Adrià, de 61 años, consagrado desde hace mucho tiempo, está ya fuera de los focos de las estrellas y los fogones. Carlos Casillas, de 24, es una de las más ilusionantes promesas en el panorama actual de la gastronomía española

Ferran Adrià y Carlos Casillas pasean y cambian impresiones entre los puestos del mercado de La Boquería, en Barcelona.
Ferran Adrià y Carlos Casillas pasean y cambian impresiones entre los puestos del mercado de La Boquería, en Barcelona.Vicens Giménez

Ferran Adrià (61 años, l’Hospitalet de Llobregat) sigue siendo una estrella. No hay más que darse una vuelta con él y Carlos Casillas —el joven cocinero sobre el que la crítica ha puesto todas las miradas por su trabajo en el restaurante Barro, en Ávila— por el mercado de La Boquería de Barcelona. Tenderos y vecinas que están haciendo la compra se acercan para hablar con él. “Si quieres saber cualquier cosa sobre elBulli, pregúntale a ella”, dice mientras saluda a una mujer que compra en el puesto de setas. “Fue cada año”, dice mientras le da un abrazo.
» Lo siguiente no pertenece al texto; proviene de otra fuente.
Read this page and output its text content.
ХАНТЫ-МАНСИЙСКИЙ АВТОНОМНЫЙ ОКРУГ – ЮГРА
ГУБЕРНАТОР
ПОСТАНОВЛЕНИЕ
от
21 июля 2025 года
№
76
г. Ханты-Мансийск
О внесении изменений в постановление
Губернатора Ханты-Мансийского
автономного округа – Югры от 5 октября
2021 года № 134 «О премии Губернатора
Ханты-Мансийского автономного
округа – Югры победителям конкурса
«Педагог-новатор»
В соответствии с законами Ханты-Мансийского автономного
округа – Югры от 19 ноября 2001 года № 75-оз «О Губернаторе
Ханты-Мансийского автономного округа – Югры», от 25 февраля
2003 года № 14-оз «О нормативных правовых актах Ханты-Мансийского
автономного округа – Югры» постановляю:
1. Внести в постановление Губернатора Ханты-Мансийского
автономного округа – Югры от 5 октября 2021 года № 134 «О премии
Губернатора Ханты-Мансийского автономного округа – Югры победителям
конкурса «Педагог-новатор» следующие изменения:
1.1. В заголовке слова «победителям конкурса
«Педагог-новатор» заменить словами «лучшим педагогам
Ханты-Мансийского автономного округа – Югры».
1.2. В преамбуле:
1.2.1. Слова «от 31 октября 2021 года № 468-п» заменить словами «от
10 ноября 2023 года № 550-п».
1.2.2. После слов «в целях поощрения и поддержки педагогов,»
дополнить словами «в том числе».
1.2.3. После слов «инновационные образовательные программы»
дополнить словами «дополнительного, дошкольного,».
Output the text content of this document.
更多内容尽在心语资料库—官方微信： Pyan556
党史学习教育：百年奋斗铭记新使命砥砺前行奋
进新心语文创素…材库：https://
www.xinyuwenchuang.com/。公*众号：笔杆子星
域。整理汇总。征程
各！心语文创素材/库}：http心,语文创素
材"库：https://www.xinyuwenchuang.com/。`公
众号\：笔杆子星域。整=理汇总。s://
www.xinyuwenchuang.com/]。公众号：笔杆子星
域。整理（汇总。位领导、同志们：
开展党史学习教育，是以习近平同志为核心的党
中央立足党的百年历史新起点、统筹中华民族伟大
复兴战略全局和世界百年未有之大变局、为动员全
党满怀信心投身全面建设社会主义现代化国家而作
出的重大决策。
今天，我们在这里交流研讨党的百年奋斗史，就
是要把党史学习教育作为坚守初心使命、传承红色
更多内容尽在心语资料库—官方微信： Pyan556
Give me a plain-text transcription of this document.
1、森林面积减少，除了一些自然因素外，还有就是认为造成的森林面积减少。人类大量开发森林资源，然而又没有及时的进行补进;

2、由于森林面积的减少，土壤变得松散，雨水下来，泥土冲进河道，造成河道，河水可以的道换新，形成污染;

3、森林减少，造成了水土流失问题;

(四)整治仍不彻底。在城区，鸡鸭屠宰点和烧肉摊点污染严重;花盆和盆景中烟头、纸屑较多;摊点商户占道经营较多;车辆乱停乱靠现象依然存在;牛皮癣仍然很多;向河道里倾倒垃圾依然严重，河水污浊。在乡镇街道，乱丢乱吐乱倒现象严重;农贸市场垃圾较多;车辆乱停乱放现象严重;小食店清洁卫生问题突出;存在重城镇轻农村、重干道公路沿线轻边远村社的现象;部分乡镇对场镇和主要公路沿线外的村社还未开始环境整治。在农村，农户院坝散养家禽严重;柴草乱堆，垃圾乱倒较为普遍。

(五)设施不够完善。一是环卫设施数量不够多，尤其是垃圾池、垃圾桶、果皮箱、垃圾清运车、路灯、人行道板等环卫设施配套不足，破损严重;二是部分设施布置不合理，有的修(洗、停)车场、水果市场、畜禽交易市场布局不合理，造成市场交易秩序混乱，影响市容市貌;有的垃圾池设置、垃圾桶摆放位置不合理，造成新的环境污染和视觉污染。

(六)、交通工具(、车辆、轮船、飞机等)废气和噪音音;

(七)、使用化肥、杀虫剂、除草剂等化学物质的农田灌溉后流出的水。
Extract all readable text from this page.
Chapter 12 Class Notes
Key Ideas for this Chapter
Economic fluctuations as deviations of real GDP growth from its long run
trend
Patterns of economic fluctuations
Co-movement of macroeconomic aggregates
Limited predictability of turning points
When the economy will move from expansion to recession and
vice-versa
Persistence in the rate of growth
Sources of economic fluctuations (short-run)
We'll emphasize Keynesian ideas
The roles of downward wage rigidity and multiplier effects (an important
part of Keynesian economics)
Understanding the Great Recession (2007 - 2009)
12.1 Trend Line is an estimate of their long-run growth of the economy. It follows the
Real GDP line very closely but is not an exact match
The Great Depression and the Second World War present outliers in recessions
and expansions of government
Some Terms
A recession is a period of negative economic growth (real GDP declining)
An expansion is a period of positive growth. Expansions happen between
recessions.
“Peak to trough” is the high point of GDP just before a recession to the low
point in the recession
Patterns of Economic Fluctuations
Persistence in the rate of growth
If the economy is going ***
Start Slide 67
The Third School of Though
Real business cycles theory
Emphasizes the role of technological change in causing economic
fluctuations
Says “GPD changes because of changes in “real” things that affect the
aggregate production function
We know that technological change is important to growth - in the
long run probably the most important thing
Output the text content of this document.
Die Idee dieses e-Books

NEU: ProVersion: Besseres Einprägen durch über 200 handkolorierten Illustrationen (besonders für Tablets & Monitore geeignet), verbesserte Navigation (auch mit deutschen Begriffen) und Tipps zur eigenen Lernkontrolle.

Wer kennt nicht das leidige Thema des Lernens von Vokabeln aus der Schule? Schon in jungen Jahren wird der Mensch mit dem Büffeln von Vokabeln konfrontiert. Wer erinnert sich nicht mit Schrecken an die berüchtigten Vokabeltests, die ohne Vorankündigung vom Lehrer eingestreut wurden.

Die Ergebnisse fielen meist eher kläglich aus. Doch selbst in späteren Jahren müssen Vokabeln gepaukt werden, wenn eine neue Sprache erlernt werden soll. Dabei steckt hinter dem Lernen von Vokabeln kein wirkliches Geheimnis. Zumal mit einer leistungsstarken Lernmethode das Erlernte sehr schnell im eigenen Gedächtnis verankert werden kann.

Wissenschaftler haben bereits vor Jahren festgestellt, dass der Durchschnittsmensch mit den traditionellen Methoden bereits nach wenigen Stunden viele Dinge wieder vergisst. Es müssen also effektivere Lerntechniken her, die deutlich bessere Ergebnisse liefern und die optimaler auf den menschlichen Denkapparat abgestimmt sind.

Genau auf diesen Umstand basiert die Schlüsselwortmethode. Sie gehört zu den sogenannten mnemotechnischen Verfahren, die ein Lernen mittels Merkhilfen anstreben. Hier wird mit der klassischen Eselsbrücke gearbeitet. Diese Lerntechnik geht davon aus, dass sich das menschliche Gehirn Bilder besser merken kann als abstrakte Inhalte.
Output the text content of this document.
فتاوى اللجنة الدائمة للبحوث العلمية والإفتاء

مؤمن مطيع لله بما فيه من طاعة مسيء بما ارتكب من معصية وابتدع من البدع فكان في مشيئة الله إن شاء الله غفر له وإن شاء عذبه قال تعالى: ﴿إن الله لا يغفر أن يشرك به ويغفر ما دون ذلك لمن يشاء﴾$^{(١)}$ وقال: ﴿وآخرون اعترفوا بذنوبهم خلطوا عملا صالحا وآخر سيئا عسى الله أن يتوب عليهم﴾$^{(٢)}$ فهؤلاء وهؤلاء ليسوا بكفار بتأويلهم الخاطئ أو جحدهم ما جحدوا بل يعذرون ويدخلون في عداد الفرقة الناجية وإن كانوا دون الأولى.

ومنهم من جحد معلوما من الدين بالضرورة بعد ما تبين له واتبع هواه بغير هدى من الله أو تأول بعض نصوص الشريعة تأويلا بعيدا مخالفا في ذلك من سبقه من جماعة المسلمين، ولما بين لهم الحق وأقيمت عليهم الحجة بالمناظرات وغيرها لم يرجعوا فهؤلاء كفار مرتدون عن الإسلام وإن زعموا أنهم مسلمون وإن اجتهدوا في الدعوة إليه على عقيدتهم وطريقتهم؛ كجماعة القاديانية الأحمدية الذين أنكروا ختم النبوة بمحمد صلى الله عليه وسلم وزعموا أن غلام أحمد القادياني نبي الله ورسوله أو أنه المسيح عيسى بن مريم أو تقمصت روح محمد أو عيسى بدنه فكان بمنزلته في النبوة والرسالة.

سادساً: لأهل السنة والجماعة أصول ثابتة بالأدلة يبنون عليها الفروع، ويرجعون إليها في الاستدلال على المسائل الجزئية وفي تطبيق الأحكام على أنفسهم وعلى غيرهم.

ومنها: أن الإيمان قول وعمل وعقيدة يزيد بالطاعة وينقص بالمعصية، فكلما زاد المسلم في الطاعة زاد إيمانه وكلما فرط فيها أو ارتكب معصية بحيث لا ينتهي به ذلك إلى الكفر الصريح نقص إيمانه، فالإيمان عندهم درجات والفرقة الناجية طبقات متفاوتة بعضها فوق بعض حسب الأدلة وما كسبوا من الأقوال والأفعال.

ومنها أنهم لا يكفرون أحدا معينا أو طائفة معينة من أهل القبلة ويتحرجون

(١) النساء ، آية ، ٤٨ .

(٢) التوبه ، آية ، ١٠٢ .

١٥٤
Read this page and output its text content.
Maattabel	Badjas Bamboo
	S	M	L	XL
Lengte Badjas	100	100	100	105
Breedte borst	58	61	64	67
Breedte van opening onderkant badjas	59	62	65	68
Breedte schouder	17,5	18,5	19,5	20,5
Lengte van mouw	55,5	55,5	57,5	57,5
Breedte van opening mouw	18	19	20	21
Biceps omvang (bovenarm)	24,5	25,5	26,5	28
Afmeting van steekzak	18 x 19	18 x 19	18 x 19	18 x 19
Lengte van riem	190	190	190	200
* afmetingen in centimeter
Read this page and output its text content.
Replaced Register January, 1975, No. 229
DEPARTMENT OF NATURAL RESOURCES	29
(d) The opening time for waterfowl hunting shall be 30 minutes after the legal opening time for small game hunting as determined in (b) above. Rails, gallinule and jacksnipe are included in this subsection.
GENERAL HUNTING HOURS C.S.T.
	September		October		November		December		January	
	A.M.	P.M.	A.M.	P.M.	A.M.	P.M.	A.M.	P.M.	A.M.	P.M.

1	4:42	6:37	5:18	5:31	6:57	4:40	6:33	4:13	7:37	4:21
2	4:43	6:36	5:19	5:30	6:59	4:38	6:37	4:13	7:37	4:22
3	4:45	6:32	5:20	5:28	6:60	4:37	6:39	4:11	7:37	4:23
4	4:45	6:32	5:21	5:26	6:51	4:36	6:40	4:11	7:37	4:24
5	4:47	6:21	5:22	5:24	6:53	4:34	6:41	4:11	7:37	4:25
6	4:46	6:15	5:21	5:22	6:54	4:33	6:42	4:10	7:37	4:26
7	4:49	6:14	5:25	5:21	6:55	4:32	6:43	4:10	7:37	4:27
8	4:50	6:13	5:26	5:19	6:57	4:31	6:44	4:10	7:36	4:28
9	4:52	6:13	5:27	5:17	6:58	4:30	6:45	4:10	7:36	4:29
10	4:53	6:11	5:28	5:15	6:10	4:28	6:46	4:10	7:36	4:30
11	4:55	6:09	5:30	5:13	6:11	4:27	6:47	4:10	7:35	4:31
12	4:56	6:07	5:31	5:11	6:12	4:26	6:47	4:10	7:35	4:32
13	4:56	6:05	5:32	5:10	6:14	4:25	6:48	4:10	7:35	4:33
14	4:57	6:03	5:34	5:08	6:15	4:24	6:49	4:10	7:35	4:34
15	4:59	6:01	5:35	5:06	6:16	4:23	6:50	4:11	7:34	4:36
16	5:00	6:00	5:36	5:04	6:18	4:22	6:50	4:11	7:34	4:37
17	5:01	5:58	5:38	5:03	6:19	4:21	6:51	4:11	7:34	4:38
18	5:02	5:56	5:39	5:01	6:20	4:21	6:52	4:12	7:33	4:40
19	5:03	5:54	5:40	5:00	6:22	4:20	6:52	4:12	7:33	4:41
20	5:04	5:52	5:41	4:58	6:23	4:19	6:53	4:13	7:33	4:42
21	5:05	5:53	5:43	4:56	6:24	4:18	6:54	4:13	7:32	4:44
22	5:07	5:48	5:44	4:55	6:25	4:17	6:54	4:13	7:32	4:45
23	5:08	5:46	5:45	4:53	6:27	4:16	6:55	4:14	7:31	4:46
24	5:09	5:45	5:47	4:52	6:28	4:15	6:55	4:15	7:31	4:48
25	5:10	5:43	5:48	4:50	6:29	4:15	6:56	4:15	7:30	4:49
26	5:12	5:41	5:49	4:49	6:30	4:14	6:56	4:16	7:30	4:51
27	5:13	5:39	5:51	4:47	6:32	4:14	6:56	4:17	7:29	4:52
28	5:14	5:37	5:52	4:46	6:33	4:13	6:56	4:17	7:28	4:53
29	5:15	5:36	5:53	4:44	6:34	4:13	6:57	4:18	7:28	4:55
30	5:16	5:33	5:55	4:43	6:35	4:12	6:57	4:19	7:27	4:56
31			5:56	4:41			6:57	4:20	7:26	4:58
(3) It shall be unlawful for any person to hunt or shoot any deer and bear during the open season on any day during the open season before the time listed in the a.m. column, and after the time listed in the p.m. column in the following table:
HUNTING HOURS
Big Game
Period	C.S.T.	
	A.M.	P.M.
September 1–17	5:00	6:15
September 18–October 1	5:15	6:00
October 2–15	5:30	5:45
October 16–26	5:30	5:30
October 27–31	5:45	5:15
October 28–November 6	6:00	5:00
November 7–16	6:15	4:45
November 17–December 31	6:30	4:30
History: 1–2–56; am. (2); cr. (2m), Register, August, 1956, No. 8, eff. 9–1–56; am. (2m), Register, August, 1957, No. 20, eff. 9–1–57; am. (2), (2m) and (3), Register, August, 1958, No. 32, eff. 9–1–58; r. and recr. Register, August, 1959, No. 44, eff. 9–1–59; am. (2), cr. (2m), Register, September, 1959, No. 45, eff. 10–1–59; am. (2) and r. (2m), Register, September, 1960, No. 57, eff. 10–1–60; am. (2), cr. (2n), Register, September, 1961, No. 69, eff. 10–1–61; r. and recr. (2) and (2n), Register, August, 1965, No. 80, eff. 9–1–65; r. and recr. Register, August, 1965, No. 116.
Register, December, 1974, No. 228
Casillas nació en Ávila en 1999, año en el que Ferran Adrià protagonizaba su primera portada de El País Semanal, y hoy se juntan como representantes de dos generaciones para hablar de gastronomía. “¿Cuántos años tienes, Carlos?”, pregunta Adrià. “24″, responde Casillas. “Pues yo con 22 ya era el jefe de cocina de elBulli”, añade el viejo patrón de Cala Montjoi. “Y desde que cerró, en 2011, mucha gente piensa que he estado de vacaciones, pero he hecho 500 conferencias, 40 proyectos en Los Ángeles, 25 libros de Bullipedia, que son tesis doctorales. Lo que sucede es que no he estado en el foco gastronómico”.

Antes de que existieran las redes sociales, ¿cómo se hacían virales los platos?

F. A.: Con los congresos. Nacieron al tiempo que Carlos. Los congresos eran vitales porque exponíamos lo que había nuevo en cuanto a productos, técnicas y elaboraciones intermedias. Con internet, la novedad es otra cosa. Aunque si un cocinero no publica libros con sus recetas, no se puede comprender su cocina.

El pasado mes de junio, Adrià abrió las puertas del Museo elBulli1846 en Cala Montjoi (Roses), el mismo lugar donde estuvo su afamado restaurante. Tras su inauguración, cuenta que está más tranquilo y que dedica sus jornadas a estudiar. “Ahora que tengo tiempo y experiencia, quiero mejorar el sistema creativo de elBulli para ayudar a la gente joven. Para eso trabajo cada día”, explica.

Ferran Adrià.
Ferran Adrià.Vicens Giménez (© Vicens Gimenez)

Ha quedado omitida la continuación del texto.